Oakley stared at him momentarily and then nodded his head. “Okay. No, no indignation. I’d rather be fooled that way than go on worrying about innocent people getting blown sky-high. It was a neat trick—you handled it beautifully, I really believed it.”
The engine kicked over with its characteristic washing-machine sound. He drove out of the lot and turned into the Cromwell Road.
“You’re a ballsy bastard,” Oakley said. “What happens now?”
“Settle back. It’s a bit of a ride.”
“You haven’t got a chance you know. I suppose I’m obliged to say something like that.”
“All right. You’ve said it.”
“What did you steal that they’re so anxious to get back?”
Kendig didn’t answer. Oakley had decided to play it friendly; he was trying to make himself look like the truistic rape victim—if it’s inevitable you may as well lie back and enjoy it—but in fact he was trying to draw Kendig out and Kendig didn’t want to be drawn. He wanted to keep Oakley occupied, all the same; it would keep Oakley’s mind off other
things. “You’re a little long in the tooth to be pulling routine stakeout shifts, aren’t you?”
“Fortunes of war,” Oakley said without rancor. “I stuck my neck out on a couple of predictions and the wind shifted on me. But it’s not that much of a punishment right now—they’ve pulled a hell of a lot of stringers off good jobs to look for you. You’re about the hottest item since the Lindbergh baby.”
“You one of Follett’s people?”
“No comment, I guess.”
“Tell me about your family then.”
Like many of them the color photo in Oakley’s passport had been taken with flat lighting that washed out the planes of the features. The exposure had been a little too small and the result was a burned print with dazzling reflections off cheeks and forehead. Kendig laid out his makeup kit, stripped off the mustache and pulled out the cheek pads and went to work with theatrical putty on his jaw line and nose and the shape of his eyes. He took his time. When he compared himself with Oakley in the pocket mirror there wasn’t much resemblance but he looked enough like the poor photograph to fool anybody who didn’t know the real Oakley.

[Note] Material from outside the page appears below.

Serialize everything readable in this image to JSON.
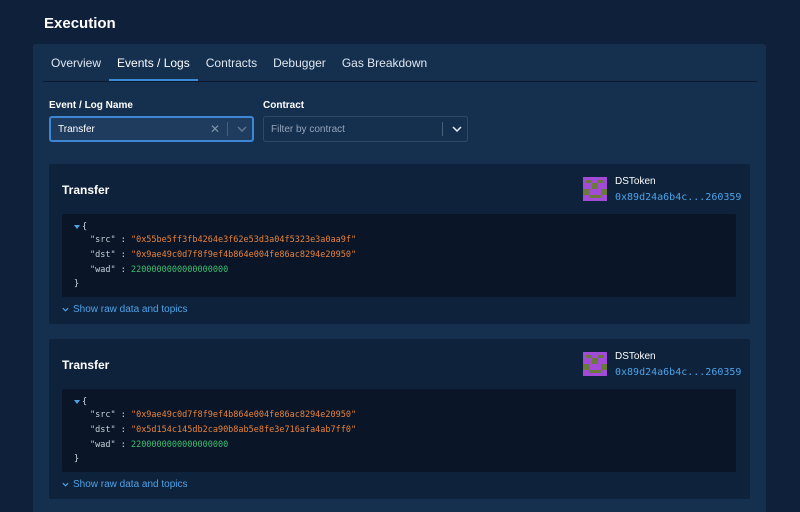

Oakley lay on the bed on his left side, hands wired behind him, ankles wired together, a length of wire fixed between wrists and ankles to prevent him from kicking; two more lengths of wire trussed him to the bed frame, passing around the edges of the mattress. He could bounce up and down a little but not enough to make much noise. Nobody would get those wires off him without a pair of pliers; Kendig had used one to twist the wire ends tight and he left the pliers on the writing desk across the room. He said, “I’m not hanging out the do-not-disturb sign. The chambermaid will be in sometime in the morning. I’m going to have to stuff a gag in your mouth. A word of advice—don’t strain on the wire and don’t panic for breath. You could choke to death on your own vomit, you could get a hell of a painful cramp in your legs and arms. Just lie easy and try to sleep—it’ll be the best way to get through the night.”